Third, the outstanding case of one who sought God's glory was His incarnate Son, "Glorify your Son, that your Son also may glorify you" (John 17:1) this ever actuated Him.

Fourth, in Romans 1:10, we find the apostle Paul seeking God's blessing on his journey.

On the other hand, Scripture mentions not a few instances where the Lord's people failed to "acknowledge" Him in all their ways, and records the disastrous consequences which attended their self-will. After Abraham had entered Canaan, "There was a famine in the land," sent, no doubt, to chasten and to test him. But, alas, as is so often the case with us, he failed. Instead of seeking guidance from the Lord, he "went down into Egypt to sojourn there" (Gen 12:10). Ultimately, he was delivered, but for many years after he reaped an unpleasant harvest through Hagar, whom he acquired in Egypt.

Concerning the Gideonites who deceived Israel, it is written, "And the men took of their victuals, and asked not counsel at the mouth of the LORD. And Joshua made peace with them, and made a league with them" (Jos 9:14-15). The sequel shows that they became a thorn in Israel's side. These things are written for our learning.

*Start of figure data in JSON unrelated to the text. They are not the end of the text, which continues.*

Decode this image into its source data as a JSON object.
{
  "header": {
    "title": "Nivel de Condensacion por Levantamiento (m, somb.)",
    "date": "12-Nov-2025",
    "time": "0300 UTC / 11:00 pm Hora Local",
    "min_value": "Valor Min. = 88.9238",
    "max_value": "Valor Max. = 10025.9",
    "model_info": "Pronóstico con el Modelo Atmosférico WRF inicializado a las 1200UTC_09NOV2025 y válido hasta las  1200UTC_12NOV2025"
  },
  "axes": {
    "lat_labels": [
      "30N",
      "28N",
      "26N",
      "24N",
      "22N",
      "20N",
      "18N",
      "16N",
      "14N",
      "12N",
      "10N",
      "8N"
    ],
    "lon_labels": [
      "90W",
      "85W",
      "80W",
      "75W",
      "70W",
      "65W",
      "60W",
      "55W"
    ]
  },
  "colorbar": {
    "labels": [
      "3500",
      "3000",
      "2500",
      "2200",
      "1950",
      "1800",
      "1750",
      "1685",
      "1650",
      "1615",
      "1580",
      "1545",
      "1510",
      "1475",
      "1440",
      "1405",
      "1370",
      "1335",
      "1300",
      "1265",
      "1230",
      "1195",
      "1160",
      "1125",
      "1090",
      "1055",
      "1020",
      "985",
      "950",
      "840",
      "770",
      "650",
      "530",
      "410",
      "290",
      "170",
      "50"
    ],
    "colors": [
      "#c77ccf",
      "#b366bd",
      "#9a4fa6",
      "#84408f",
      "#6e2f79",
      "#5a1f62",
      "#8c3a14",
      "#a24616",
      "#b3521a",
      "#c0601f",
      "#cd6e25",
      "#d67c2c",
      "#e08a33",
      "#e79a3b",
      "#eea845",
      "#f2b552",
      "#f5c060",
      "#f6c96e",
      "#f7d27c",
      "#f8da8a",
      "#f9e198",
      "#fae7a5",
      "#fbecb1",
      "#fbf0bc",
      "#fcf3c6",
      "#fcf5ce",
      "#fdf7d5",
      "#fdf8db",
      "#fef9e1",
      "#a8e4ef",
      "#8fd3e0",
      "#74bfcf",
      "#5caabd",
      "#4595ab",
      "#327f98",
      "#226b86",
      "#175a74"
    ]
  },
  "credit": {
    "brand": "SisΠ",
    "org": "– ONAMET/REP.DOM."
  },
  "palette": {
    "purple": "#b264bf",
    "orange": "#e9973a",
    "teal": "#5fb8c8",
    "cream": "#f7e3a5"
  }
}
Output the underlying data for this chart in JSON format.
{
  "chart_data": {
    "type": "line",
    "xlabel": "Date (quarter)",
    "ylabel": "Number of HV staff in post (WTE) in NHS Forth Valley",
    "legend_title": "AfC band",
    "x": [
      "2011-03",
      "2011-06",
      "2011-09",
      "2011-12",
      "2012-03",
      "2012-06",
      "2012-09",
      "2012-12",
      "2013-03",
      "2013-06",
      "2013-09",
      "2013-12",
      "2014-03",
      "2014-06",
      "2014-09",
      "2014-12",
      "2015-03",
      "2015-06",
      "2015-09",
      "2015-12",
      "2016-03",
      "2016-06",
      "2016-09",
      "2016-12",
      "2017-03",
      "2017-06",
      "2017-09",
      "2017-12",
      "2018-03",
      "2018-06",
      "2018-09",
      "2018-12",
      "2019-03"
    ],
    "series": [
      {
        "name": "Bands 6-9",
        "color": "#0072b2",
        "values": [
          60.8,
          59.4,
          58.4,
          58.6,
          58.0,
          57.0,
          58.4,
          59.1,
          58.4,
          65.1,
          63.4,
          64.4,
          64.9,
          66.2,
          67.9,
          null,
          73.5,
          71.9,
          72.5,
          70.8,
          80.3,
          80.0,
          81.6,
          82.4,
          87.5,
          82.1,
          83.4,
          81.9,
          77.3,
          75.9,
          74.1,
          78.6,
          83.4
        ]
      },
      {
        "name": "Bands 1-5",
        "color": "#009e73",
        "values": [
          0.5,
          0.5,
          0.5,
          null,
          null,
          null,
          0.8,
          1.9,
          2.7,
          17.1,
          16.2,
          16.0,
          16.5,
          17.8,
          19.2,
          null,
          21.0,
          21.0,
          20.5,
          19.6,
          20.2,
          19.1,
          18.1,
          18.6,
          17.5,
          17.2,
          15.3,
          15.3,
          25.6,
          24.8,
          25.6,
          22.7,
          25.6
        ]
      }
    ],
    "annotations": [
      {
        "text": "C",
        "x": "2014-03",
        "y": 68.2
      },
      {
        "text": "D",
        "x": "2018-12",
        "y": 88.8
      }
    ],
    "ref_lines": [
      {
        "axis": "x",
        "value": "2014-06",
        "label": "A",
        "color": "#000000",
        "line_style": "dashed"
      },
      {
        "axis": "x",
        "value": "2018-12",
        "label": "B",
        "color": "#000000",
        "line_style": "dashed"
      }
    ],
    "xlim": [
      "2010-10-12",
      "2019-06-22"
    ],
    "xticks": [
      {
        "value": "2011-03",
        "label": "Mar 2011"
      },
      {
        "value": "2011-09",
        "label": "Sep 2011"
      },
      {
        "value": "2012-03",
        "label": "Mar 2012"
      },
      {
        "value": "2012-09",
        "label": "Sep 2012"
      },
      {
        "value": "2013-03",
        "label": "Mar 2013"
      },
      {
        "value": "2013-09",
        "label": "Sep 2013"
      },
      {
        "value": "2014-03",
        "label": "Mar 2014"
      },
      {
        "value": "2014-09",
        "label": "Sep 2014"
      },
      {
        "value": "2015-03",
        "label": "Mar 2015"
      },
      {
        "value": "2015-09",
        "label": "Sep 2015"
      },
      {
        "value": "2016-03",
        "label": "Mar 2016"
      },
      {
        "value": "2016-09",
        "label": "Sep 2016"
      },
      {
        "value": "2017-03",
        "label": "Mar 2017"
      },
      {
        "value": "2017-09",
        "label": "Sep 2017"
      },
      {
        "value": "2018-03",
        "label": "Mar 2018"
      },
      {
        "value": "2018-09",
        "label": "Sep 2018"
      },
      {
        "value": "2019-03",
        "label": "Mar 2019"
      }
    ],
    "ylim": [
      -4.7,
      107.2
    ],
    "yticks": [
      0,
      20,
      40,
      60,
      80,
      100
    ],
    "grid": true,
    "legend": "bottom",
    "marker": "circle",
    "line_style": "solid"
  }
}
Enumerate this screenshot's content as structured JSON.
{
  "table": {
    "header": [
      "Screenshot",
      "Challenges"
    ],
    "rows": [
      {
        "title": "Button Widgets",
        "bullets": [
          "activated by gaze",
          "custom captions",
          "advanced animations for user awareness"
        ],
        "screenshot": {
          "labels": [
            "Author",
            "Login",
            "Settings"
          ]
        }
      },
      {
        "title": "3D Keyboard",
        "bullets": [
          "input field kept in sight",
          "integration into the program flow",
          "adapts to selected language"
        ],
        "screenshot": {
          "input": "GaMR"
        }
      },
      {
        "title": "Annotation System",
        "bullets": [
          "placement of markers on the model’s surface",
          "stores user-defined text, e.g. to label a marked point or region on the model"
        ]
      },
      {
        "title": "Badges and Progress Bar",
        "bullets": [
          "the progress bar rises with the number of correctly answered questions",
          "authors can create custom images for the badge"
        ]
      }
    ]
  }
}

"In all your ways acknowledge him" (verse 6). This precept applies to the arrangements of the home, our business affairs, our social life, our church relations, our service for Christ. And our obedience thereto determines the measure in which our lives are pleasing to God, glorifying to Him, and really blessed by Him. Then, let us, more earnestly, daily seek grace to conform to it in everything.